Thanks for the comment vidyas. I’ve been in touch with Connect Tech support directly, seems the issue may be specific to the carrier board and they are resolving it. If it still persists we will look into the custom PCIe driver.

Cheers,
Ian

Hi vidyas,

Could you please be more explicit with your fix.

  1. “making PCIe host controller driver as a module (pci-tegra.ko) and try to insmod it at a later time”

Could you suggest a link that tells me how to do this?

  1. Can you try with the following patch and see if it makes any difference?

I can’t find the file “pci-tegra.c” I can only find “64_TX2/Linux_for_Tegra/rootfs/usr/src/linux-headers-4.4.38-tegra/include/linux/pci-tegra.h” and “64_TX2/Linux_for_Tegra/rootfs/lib/modules/4.4.38-tegra/kernel/drivers/pci/host/pci-tegra.ko”.

Could you give me more explicit instructions?

You might find this of interest:
[url]https://devtalk.nvidia.com/default/topic/1038175/jetson-tx2/tx2i-wifi-support/post/5274619/#5274619[/url]

FYI, the header include directory is not full kernel source. You’ll see source_sync.sh listed in that URL, start with this to get full source.

When you get to the configure stage (e.g., “make nconfig” is one way) you will be able to select a config as integrated via the ‘y’ key, or as a module via the ‘m’ key (not all features can be a module, but most can, and if ‘m’ or ‘y’ key doesn’t work, then you probably found one way it can’t be configured).

Figure out how to build a kernel which is an exact replica of the current kernel first, and then worry about the patch. The short version is that if you don’t use the patch tool, then you more or less go to the line mentioned, and any “-” line is a line to remove, and any “+” is a line to add.
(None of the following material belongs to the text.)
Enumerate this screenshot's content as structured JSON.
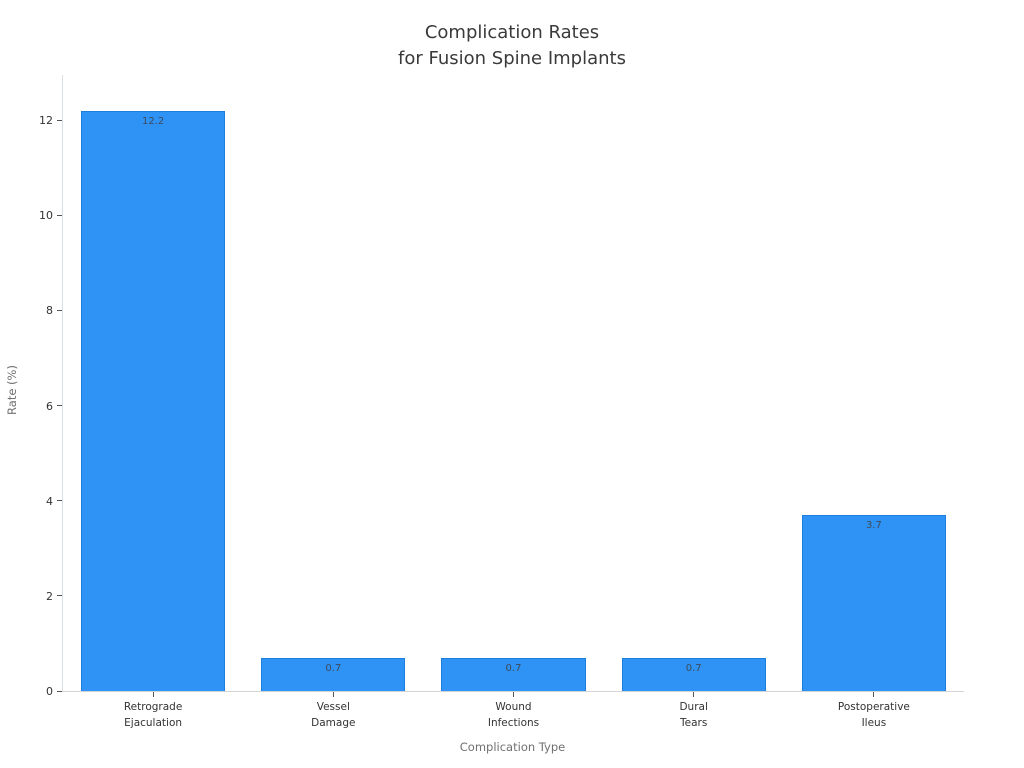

Thanks for all the information.

I have been following this tutorial on cross compiling.

https://developer.ridgerun.com/wiki/index.php?title=Compiling_Tegra_X1/X2_source_code#Build_Kernel

I have successfully compiled my own kernel with the changes to the pci-tegra module but I now want to compile the version for 4.4.38-tegra.
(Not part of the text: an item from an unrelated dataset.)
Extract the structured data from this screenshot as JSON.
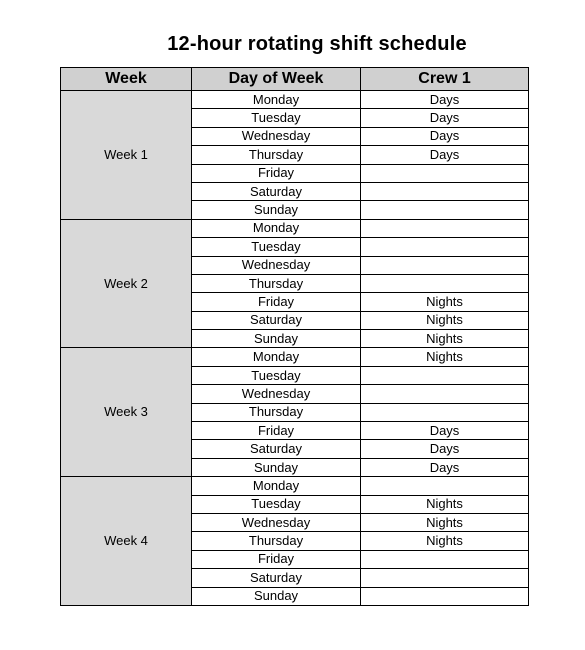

When I cross compile, I keep on getting 4.4.38-tegra+. I have tried many places to get rid of the + at the end of the version but I can’t shake it. As a result, I get this error in the dmesg:

pci_tegra: version magic ‘4.4.38-tegra+ SMP preempt mod_unload aarch64’ should be ‘4.4.38-tegra SMP preempt mod_unload aarch64’

Thanks,
Glen

I found a solution to the version here: [url]git - Don't add "+" to linux kernel version - Stack Overflow

Hi linuxdev,

We have tried the solution you suggested but it did not solve our problem.

Any other ideas?

So long as the kernel is basically the same configuration for non-module features you can probably just do a recursive copy of “/lib/modules/4.4.38-tegra/” to “/lib/modules/4.4.38-tegra+/” when replacing the Image file with a new Image, but you’ll need to test. Can you give the exact information on whether you are adding a new Image file, or just modules? What combination of things are you changing (this can change what might work or not)?